Disabled children, like normal children, crave mobility. The best type of walker for a child depends on the degree of mobility he has and whether he still has adequate upper body strength to propel a device. Handicap walkers should be chosen only after careful consideration of the child’s needs by his physician and physical therapy team.
Walkers expand a disabled child’s world by allowing them to take trips outside the house and go to school. A walker also allows the child to maintain muscle mass and prevent atrophy through weight-bearing exercise, to the degree that the child can participate. These walking equipment for disabled children are intended to reduce the amount of energy used in order to walk properly. This allows for a focus on proper posture and practicing the movements of walking without expending too much energy in the process.
rainer walkers are designed for children who can walk assisted with additional support. They are great for children who are unable to stand on their own. The trainer walker normally provides a seat for resting when needed as well as chest and pelvic support. Also known as gait trainers, trainer walkers are priced between $400 and $800 on average.
Several types of walkers may be called swivel walkers. Some are just walkers with wheels that turn in all four directions. Children don’t have to pick up and reposition their walker when they want to change direction. A swivel walker’s front wheels can be locked to avoid loss of control of the walker.

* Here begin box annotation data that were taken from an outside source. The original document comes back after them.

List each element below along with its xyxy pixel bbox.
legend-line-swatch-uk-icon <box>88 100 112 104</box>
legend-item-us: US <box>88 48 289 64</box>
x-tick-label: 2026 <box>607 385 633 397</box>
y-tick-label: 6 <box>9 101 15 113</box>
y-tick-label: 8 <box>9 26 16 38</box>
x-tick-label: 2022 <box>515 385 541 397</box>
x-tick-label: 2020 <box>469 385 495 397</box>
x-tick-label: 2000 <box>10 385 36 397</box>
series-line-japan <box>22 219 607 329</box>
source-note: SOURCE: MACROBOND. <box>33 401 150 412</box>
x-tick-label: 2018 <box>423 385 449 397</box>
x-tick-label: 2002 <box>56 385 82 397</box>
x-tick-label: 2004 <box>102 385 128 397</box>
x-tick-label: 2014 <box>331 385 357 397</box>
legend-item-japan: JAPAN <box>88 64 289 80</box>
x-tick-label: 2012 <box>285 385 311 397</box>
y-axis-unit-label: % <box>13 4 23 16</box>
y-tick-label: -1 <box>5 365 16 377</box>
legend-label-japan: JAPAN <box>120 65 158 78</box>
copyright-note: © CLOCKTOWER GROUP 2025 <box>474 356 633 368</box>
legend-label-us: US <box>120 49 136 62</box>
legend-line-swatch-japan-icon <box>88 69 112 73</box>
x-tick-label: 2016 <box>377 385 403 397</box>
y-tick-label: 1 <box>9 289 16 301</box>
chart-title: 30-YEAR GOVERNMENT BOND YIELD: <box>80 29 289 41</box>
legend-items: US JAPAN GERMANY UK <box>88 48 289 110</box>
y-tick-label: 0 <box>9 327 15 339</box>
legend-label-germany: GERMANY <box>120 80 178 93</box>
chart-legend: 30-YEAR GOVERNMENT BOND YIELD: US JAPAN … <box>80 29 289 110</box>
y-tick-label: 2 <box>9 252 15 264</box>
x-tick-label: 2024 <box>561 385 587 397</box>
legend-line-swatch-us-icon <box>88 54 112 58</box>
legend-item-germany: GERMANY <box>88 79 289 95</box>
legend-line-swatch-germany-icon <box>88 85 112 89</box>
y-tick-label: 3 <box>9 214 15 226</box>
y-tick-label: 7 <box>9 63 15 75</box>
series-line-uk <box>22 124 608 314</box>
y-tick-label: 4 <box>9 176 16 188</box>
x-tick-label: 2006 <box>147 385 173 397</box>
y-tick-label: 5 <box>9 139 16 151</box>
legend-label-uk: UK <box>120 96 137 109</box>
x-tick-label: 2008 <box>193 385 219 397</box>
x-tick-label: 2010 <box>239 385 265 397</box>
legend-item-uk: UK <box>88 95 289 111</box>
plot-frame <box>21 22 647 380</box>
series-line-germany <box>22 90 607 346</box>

The term swivel walkers is also used to describe a special type of walker used for children with spina bifida and other disorders that cause immobility of the hips and legs. A child moves the unit, which straps on to the child, by rocking from side to side, which swivels one foot at a time forward. Also called an ORLAU swivel walker, these units are primarily designed for indoors. These devices can bear some of the weight of the child as they walk.
Any type of mobility device will require regular maintenance to ensure that the child will not injure himself using the device. For devices that must be specially fitted to the child, the fit must be assessed on a regular basis as well.